Seuls Lionel Luca et sa collègue de Seine-et-Marne Chantal Brunel, également député UMP, ont voté en faveur de l'amendement.


Pourtant, 32 députés avaient cosigné l'amendement (dont le porte-parole du Nouveau centre, Philippe Vigier, le villepiniste Jean-Pierre Grand, le candidat à l'Élysée en 2012 Nicolas Dupont-Aignan, et le Vert François de Rugy).

Finalement droite et gauche unies pour un même combat : leur intéret personnel prime sur l'intéret de la collectivité.

 

Tant que nous ne nous révolterons pas , tant que nous nous contenterons de hocher la tête pour marquer notre désapprobation (un peu comme l'ONU qui sermonne les pays ne respectant pas les droits de l'homme), les travailleurs sociaux seront pris pour des clowns.

 

Où êtes-vous ? Que faites-vous ? Métro, boulot, dodo ?  Trop fatigué pour réfléchir et réagir.

Comment pouvez-vous à la fois être capable de vous mobiliser pour les usagers, quitte à être hors-la-loi, et vous contenter de désapprouver les décisions qui concernent nos propres droits, nos propres statuts ?

 

La convention collective 51 est tranquillement détricotée, celle de 66 lui emboîte le pas.

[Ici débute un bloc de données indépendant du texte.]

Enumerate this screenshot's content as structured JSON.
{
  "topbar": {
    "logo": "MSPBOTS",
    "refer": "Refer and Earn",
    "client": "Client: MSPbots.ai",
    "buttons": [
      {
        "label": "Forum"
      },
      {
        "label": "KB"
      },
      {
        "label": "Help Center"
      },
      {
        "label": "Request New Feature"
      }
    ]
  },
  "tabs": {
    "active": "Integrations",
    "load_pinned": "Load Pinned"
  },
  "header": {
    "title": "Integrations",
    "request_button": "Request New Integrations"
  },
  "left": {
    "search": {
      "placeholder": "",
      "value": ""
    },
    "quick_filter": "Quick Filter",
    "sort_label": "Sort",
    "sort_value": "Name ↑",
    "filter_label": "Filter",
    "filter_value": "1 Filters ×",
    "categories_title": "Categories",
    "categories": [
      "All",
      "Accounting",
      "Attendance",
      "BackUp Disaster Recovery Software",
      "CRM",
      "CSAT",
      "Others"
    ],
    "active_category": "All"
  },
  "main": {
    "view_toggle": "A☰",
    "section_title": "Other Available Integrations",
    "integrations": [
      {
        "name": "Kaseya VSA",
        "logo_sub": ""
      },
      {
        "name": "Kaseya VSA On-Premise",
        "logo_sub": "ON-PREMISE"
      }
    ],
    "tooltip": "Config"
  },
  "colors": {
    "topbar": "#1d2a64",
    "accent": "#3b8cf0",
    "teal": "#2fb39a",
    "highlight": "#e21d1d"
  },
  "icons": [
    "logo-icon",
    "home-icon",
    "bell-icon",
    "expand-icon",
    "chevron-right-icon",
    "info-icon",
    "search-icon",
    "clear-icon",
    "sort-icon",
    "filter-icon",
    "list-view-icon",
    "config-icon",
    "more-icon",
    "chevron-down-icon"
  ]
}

Peu à peu, les avantages que nous avions acquis sont grignotés. Et personne ne réagit, en tout cas, seul un petit nombre réagit, mais trop insuffisant pour faire poids auprès de notre gouvernement et inverser la tendance.

 

Travailleurs sociaux, levez-vous ! Que chacun d'entre-nous se rende devant sa préfecture (pour la province) et devant le conseil supérieur de le fonction publique pour les parisiens tous les midis, pour montrer notre force et notre détermination, pour rappeler que nous n'oublions pas ce qu'ils nous ont promis et qu'ils ne respectent pas.

 

Nous devons exercer une guerre des nerfs, en les "harcelant " par des mobilisations et des grèves mais aussi par mails, par lettre y compris dans les lieux de permanance de nos élus politiques, tout partis confondus.